O pretexto para o golpe foi que as eleições de 1930 teriam sido fraudadas, com a escolha do paulista Júlio Prestes (1882-1946) para suceder a Washington Luís (1869-1957). Mas o governo também fazia a mesma acusação aos oposicionistas da Aliança Liberal. E ambos os lados tinham razão. Quem podia fraudava: a contagem dos votos dependia da vontade política do manda-chuva de cada Estado ou região. Depois, em 1932, os oligarcas de São Paulo tentaram dar o contragolpe, a pretexto de defender a reforma eleitoral e a convocação de uma Assembléia Constituinte. Que 77 anos depois o governo de São Paulo ainda convoque a população para comemorar essa derrota é coisa que causa espanto e que só se explica pela necessidade que as elites têm de fabricar heróis.

Mesmo assim, este articulista, particularmente, acredita que, fosse como fosse, o Brasil teria tido um futuro um pouco melhor se a oligarquia paulista tivesse continuado à frente do País. Pelo menos era uma gente, ao menos em público, mais refinada e preocupada em construir um regime democrático, ainda que fosse a democracia dos que vivem no andar de cima.

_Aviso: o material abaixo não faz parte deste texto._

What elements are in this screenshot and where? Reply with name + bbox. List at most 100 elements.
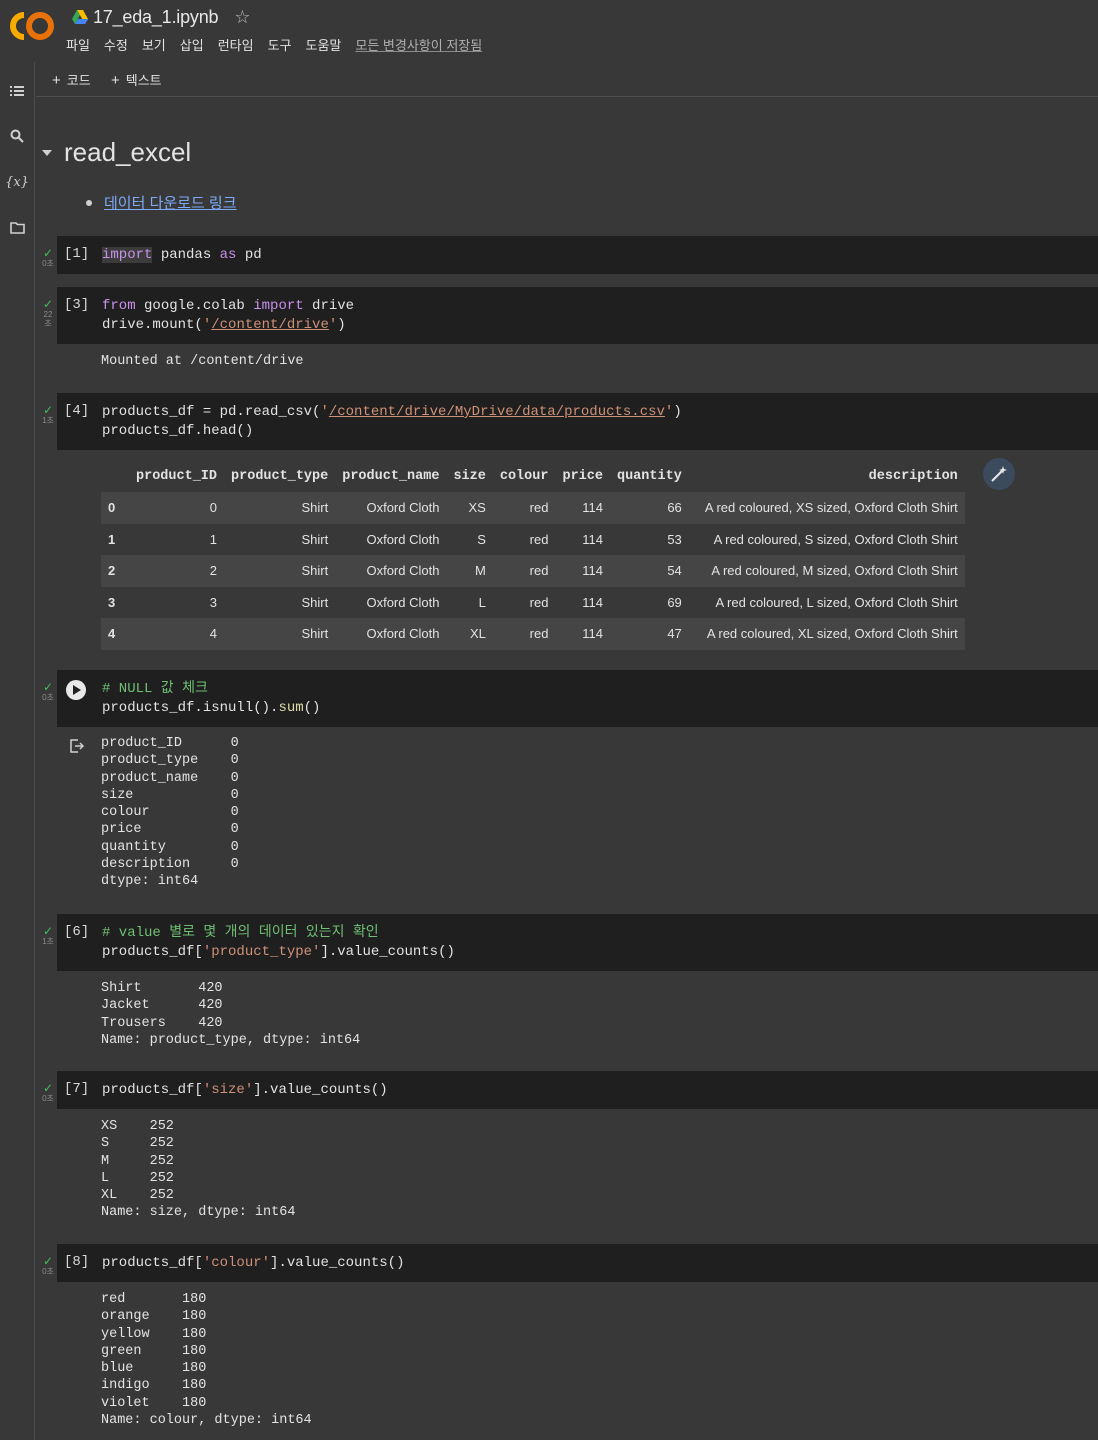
folder-icon[interactable] <box>7 218 27 238</box>
table-cell: XL <box>446 618 493 650</box>
code-cell[interactable]: # NULL 값 체크 products_df.isnull().sum() <box>57 670 1098 727</box>
table-row: 2 2 Shirt Oxford Cloth M red 114 54 A re… <box>101 555 965 587</box>
notebook-toolbar: + 코드 + 텍스트 <box>36 62 1098 97</box>
table-cell: S <box>446 523 493 555</box>
table-cell: A red coloured, S sized, Oxford Cloth Sh… <box>688 523 965 555</box>
add-text-button[interactable]: + 텍스트 <box>111 70 162 89</box>
column-header: colour <box>492 460 556 492</box>
output-line: size 0 <box>101 787 239 803</box>
exec-time: 0초 <box>42 693 54 702</box>
output-line: Name: colour, dtype: int64 <box>101 1413 312 1429</box>
search-icon[interactable] <box>7 126 27 146</box>
output-line: Name: product_type, dtype: int64 <box>101 1032 361 1048</box>
column-header: size <box>446 460 493 492</box>
table-cell: Oxford Cloth <box>335 492 447 524</box>
exec-time: 1초 <box>42 416 54 425</box>
menu-insert[interactable]: 삽입 <box>180 35 204 54</box>
exec-time: 0초 <box>42 259 54 268</box>
menu-tools[interactable]: 도구 <box>268 35 292 54</box>
column-header: description <box>688 460 965 492</box>
cell-status: ✓ 1초 <box>40 404 56 425</box>
output-line: L 252 <box>101 1170 174 1186</box>
check-icon: ✓ <box>42 1254 54 1268</box>
menu-runtime[interactable]: 런타임 <box>218 35 254 54</box>
output-icon[interactable] <box>69 738 85 754</box>
menu-help[interactable]: 도움말 <box>306 35 342 54</box>
table-row: 0 0 Shirt Oxford Cloth XS red 114 66 A r… <box>101 492 965 524</box>
notebook-content: read_excel 데이터 다운로드 링크 ✓ 0초 [1] import p… <box>36 97 1098 1440</box>
cell-status: ✓ 0초 <box>40 247 56 268</box>
code-cell[interactable]: [4] products_df = pd.read_csv('/content/… <box>57 393 1098 450</box>
table-cell: Oxford Cloth <box>335 555 447 587</box>
toc-icon[interactable] <box>7 81 27 101</box>
table-cell: Shirt <box>224 618 336 650</box>
code-line: import pandas as pd <box>102 247 262 263</box>
menu-file[interactable]: 파일 <box>66 35 90 54</box>
table-cell: L <box>446 586 493 618</box>
table-cell: 114 <box>555 555 610 587</box>
star-icon[interactable]: ☆ <box>234 7 250 28</box>
table-cell: 3 <box>129 586 225 618</box>
column-header: quantity <box>609 460 689 492</box>
output-line: indigo 180 <box>101 1378 207 1394</box>
table-cell: 1 <box>101 523 129 555</box>
table-row: 1 1 Shirt Oxford Cloth S red 114 53 A re… <box>101 523 965 555</box>
table-cell: 4 <box>129 618 225 650</box>
output-line: XS 252 <box>101 1119 174 1134</box>
code-cell[interactable]: [8] products_df['colour'].value_counts() <box>57 1244 1098 1282</box>
download-link-item: 데이터 다운로드 링크 <box>86 192 237 213</box>
table-cell: 47 <box>609 618 689 650</box>
exec-time: 0초 <box>42 1267 54 1276</box>
table-row: 4 4 Shirt Oxford Cloth XL red 114 47 A r… <box>101 618 965 650</box>
notebook-title[interactable]: 17_eda_1.ipynb <box>93 7 219 28</box>
section-header[interactable]: read_excel <box>36 137 191 168</box>
check-icon: ✓ <box>42 403 54 417</box>
variables-icon[interactable]: {x} <box>5 172 29 192</box>
table-cell: 54 <box>609 555 689 587</box>
add-code-button[interactable]: + 코드 <box>52 70 91 89</box>
code-cell[interactable]: [1] import pandas as pd <box>57 236 1098 274</box>
magic-wand-icon[interactable] <box>983 458 1015 490</box>
cell-output: product_ID 0 product_type 0 product_name… <box>101 735 239 891</box>
menu-edit[interactable]: 수정 <box>104 35 128 54</box>
table-row: 3 3 Shirt Oxford Cloth L red 114 69 A re… <box>101 586 965 618</box>
save-status[interactable]: 모든 변경사항이 저장됨 <box>355 35 482 54</box>
cell-status: ✓ 0초 <box>40 681 56 702</box>
table-cell: 0 <box>101 492 129 524</box>
code-cell[interactable]: [3] from google.colab import drive drive… <box>57 287 1098 344</box>
column-header <box>101 460 129 492</box>
left-rail: {x} <box>0 62 35 1440</box>
drive-icon[interactable] <box>72 10 88 24</box>
column-header: product_type <box>224 460 336 492</box>
cell-number: [7] <box>64 1081 90 1097</box>
output-line: dtype: int64 <box>101 874 199 890</box>
check-icon: ✓ <box>42 246 54 260</box>
top-bar: 17_eda_1.ipynb ☆ 파일 수정 보기 삽입 런타임 도구 도움말 … <box>0 0 1098 62</box>
table-cell: Shirt <box>224 586 336 618</box>
colab-logo-icon[interactable] <box>10 11 54 41</box>
table-cell: A red coloured, L sized, Oxford Cloth Sh… <box>688 586 965 618</box>
menu-view[interactable]: 보기 <box>142 35 166 54</box>
download-link[interactable]: 데이터 다운로드 링크 <box>104 192 237 213</box>
exec-time: 22 초 <box>43 310 53 328</box>
code-cell[interactable]: [7] products_df['size'].value_counts() <box>57 1071 1098 1109</box>
section-title: read_excel <box>64 137 192 167</box>
code-line: products_df['size'].value_counts() <box>102 1082 388 1098</box>
cell-output: Mounted at /content/drive <box>101 353 304 370</box>
table-cell: 2 <box>101 555 129 587</box>
output-line: blue 180 <box>101 1361 207 1377</box>
exec-time: 1초 <box>42 937 54 946</box>
table-cell: 69 <box>609 586 689 618</box>
cell-number: [6] <box>64 924 90 940</box>
add-code-label: 코드 <box>66 73 91 88</box>
column-header: price <box>555 460 610 492</box>
dataframe-table: product_ID product_type product_name siz… <box>101 460 965 650</box>
code-cell[interactable]: [6] # value 별로 몇 개의 데이터 있는지 확인 products_… <box>57 914 1098 971</box>
table-cell: Shirt <box>224 492 336 524</box>
table-cell: XS <box>446 492 493 524</box>
run-icon[interactable] <box>66 680 86 700</box>
table-cell: 3 <box>101 586 129 618</box>
cell-output: XS 252 S 252 M 252 L 252 XL 252 Name: si… <box>101 1118 295 1222</box>
output-line: description 0 <box>101 857 239 873</box>
collapse-caret-icon[interactable] <box>42 149 52 156</box>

Sem dúvida, a facção que afastou temporariamente a oligarquia paulista do poder político – mas não do poder econômico – era mais atrasada, de concepções arcaicas. Com Getúlio Vargas (1882-1954), um fazendeiro da fronteira sulina que havia sido ministro da Fazenda do governo deposto, acostumado a cometer toda a sorte de arbitrariedades, foi o Brasil profundo que se instalou no Palácio do Catete e nas demais instâncias do poder, com tudo o que isso representava: mandonismo, ditadura, perseguições, tortura dos adversários políticos.

Mas que isto não sirva para dourar os brasões das elites paulistas: o que unia as facções oligárquicas em luta era a avidez por propinas, lucros exorbitantes e favores do Estado, sem que se incomodassem com o fato de que essa política levava à mendicância as classes subalternas ou as atirava à aventura de uma guerra civil, se isso fosse necessário para defender seus privilégios. Tal como hoje, para essas elites, o poder sempre representou um butim a ser dividido.